Dewey Jones smiled into his chest and started talking, “Well, whenever I get my sourdough to working into a reasonable thick batter and it smells a lot like it’s already been eat, I take out whatever I want and of course put back the same amount of flour into the keg, and pour some lukewarm water into the keg, then a spoonful of sugar, stir it good, and keep it in the sunshine. Then I take soda and salt and put that in some flour, and mix it good so the soda don’t cake and make brown spots in my baked biscuits. I take my hand and run out a hole in the bowlful, make a bird-nest, pour the sourdough in there, work it into the dry flour until it gets hard enough to handle without sticking, then lay it on the board and work hell out of it with my hands, maybe work in a little more dry flour, choke the biscuits out from the doughstack and jam ’em in the oven pretty close together. Then I dip my hand in grease and pat the tops, and let them raise about thirty to forty minutes, get about three to three and a half inches thick. Then I’ve kept my Dutch oven on the fire all this time to get hot, and I put the lid back with some live coals on top. I found out that whenever you set the oven onto live coals, be sure and bank up around it or air’ll make the coals flare up and burn two or three biscuits and the others don’t seem to get more than just done on the bottom. When the biscuits are done—that oughta take about thirty minutes over a slow fire—I take my ganch hook and raise the lid, and if they ain’t brown on top, put on a shovelful of coals and let them go a few minutes more. Then raise the lid and yell for them ignorant cowboys to come and get it.”

“And that’s all?” Jim Thornhill said innocently.

“Sure,” Dewey said. “Nothin’ to it.”

“You do the cooking,” Thornhill said. “I’ll just stick to the simple work.”

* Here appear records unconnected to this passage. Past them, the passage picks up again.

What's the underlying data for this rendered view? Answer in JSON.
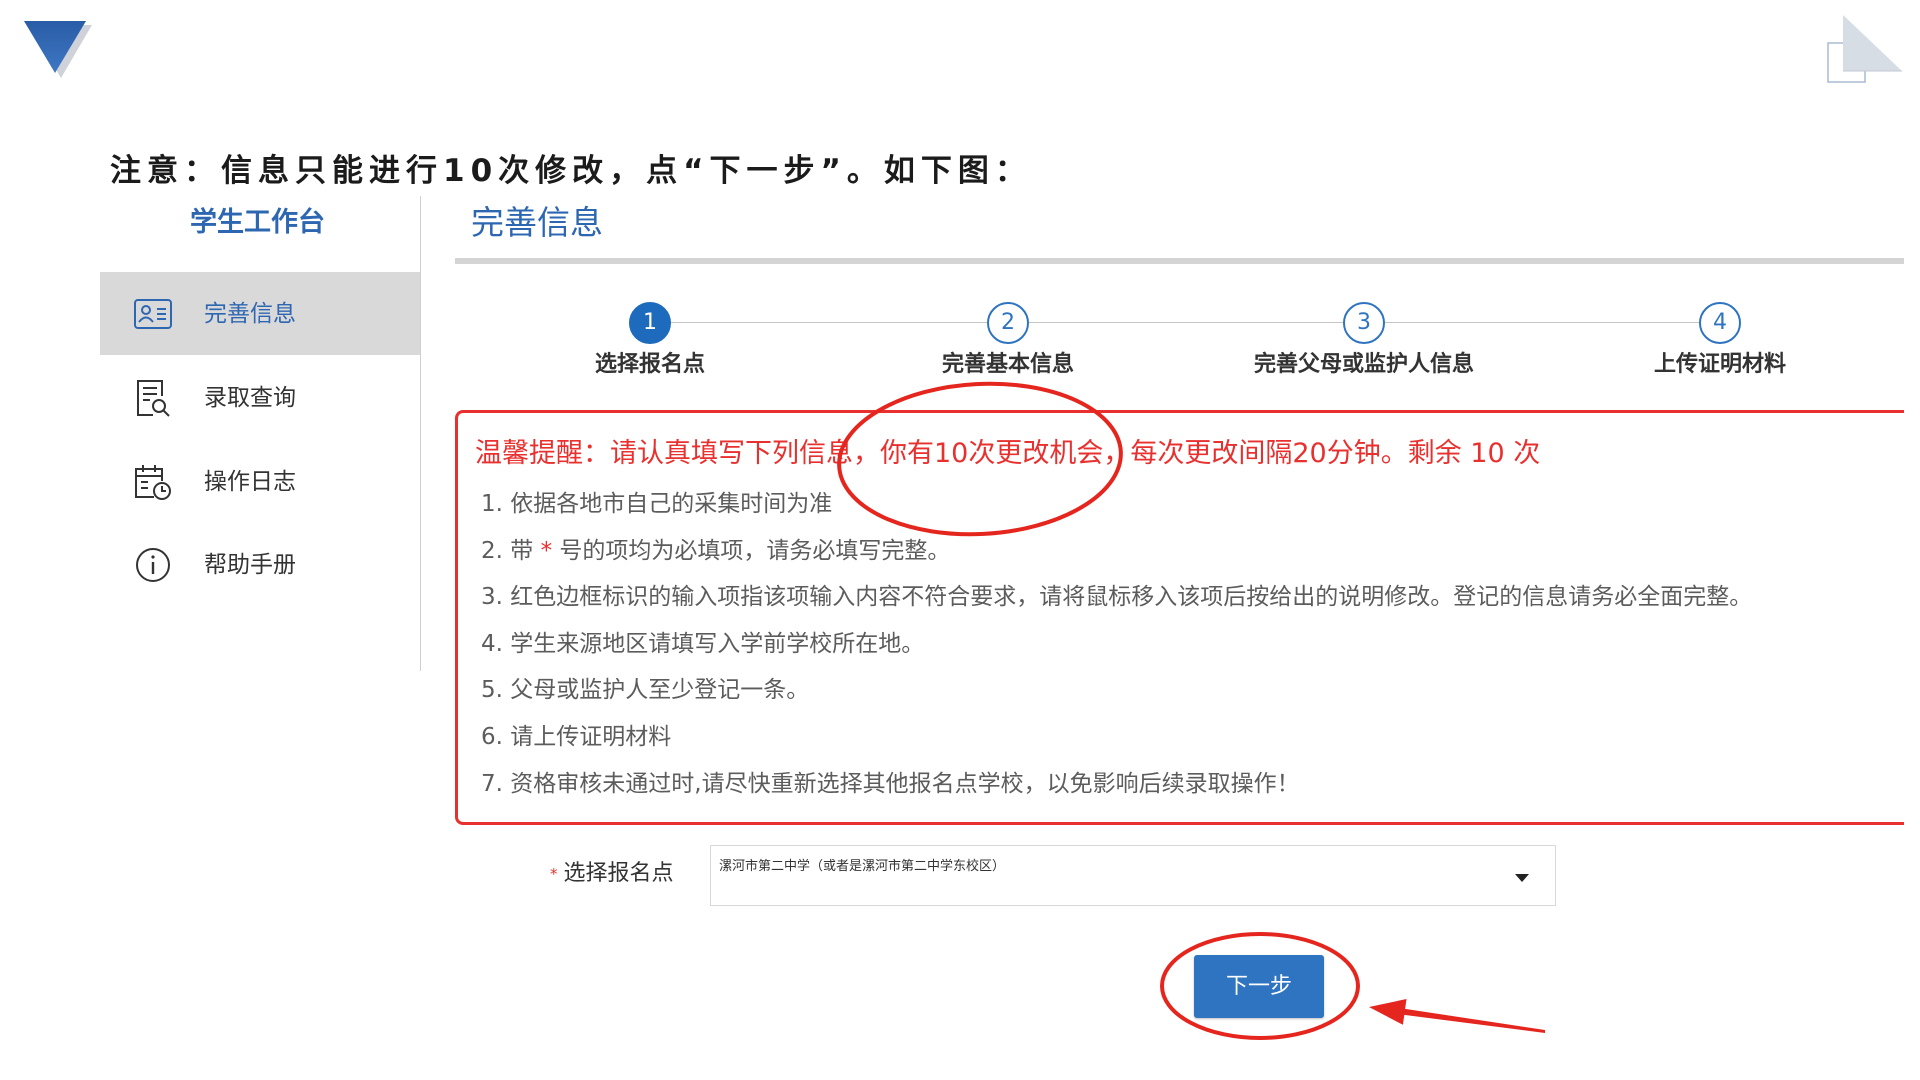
{
  "notice": {
    "heading": "注意：信息只能进行10次修改，点“下一步”。如下图："
  },
  "sidebar": {
    "title": "学生工作台",
    "items": [
      {
        "label": "完善信息",
        "icon": "id-card-icon",
        "active": true
      },
      {
        "label": "录取查询",
        "icon": "document-search-icon",
        "active": false
      },
      {
        "label": "操作日志",
        "icon": "calendar-clock-icon",
        "active": false
      },
      {
        "label": "帮助手册",
        "icon": "info-icon",
        "active": false
      }
    ]
  },
  "main": {
    "title": "完善信息",
    "steps": [
      {
        "number": "1",
        "label": "选择报名点",
        "active": true
      },
      {
        "number": "2",
        "label": "完善基本信息",
        "active": false
      },
      {
        "number": "3",
        "label": "完善父母或监护人信息",
        "active": false
      },
      {
        "number": "4",
        "label": "上传证明材料",
        "active": false
      }
    ],
    "reminder": {
      "title": "温馨提醒：请认真填写下列信息，你有10次更改机会，每次更改间隔20分钟。剩余 10 次",
      "items": [
        {
          "number": "1.",
          "text": "依据各地市自己的采集时间为准"
        },
        {
          "number": "2.",
          "text_before": "带",
          "required_mark": "*",
          "text_after": "号的项均为必填项，请务必填写完整。"
        },
        {
          "number": "3.",
          "text": "红色边框标识的输入项指该项输入内容不符合要求，请将鼠标移入该项后按给出的说明修改。登记的信息请务必全面完整。"
        },
        {
          "number": "4.",
          "text": "学生来源地区请填写入学前学校所在地。"
        },
        {
          "number": "5.",
          "text": "父母或监护人至少登记一条。"
        },
        {
          "number": "6.",
          "text": "请上传证明材料"
        },
        {
          "number": "7.",
          "text": "资格审核未通过时,请尽快重新选择其他报名点学校，以免影响后续录取操作！"
        }
      ]
    },
    "form": {
      "required_mark": "*",
      "label": "选择报名点",
      "selected_value": "漯河市第二中学（或者是漯河市第二中学东校区）"
    },
    "next_button": {
      "label": "下一步"
    }
  },
  "colors": {
    "primary_blue": "#2f74c0",
    "title_blue": "#2e67b1",
    "alert_red": "#e8302f",
    "annotation_red": "#e5261e",
    "sidebar_active_bg": "#d9d9d9",
    "text_gray": "#5c5c5c"
  }
}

Everybody laughed and got ready for bed. Dewey went into the kitchen and felt pretty good inside and out. Sometimes a man never got close to a new outfit, and other times he was made to feel at home within a few days. He was still the tenderfoot on this outfit, but the boys liked his cooking and had no complaints about his behavior. That was enough to sleep solid on, and work through the next day while the boys finished shoeing and repairing equipment. After supper that night Hank came to the kitchen for a cup of coffee and sat on the woodbox awhile before unloading his mind to Dewey.

“Well,” Hank said. “We go south and east in the morning, into the Black Brush country. We’ll be gone eight days, but somebody’ll be here every day and can bring you anything you might forget.”

“Any corrals out there for bronc breaking?” Dewey asked.

“No,” Hank said. “So just as well leave your equipment here. We’ll be back for another round of provisions before we take off for Cherry Creek, that’s our first stop on the general roundup. Now we’re leaving early with seventy head of burros. You and Squab pack up and follow along. You better take two horses, Dewey.”

“I’ll take the old sorrel,” Dewey said. “An’ that old bone-spavined dun.”

“Fine,” Hank said. “Well, see you tomorrow, Dewey.”

“‘Night, Hank,” Dewey said.

He heard the boys settling down for the night, rolling over in their blankets on the grass, working the stones and twigs from under their shoulders and hips. Squab came in the back door with an armload of piñon wood, silent as always, making no sound on his moccasins.

“Goin’ in the morning,” Dewey said. “Better sort out eight days provisions now, Squab.”

“Good,” Squab said. “What you need, Dewey?”

Dewey rattled off his list and Squab helped him stack up the groceries beside the table, ready for packing after breakfast. Dewey checked his sourdough keg and made sure he had plenty of salt and pepper. Then he heated some water and propped up the mirror on the stove back and shaved off his week’s beard. He changed into new Levis and shirt and jumper, and lay down on his blankets long after the other boys were asleep. He heard Squab rolling up nearby, fitting his skinny frame to the ground.

“Rough country tomorrow?” Dewey asked sleepily.

Squab said, “Jesus!” and began snoring.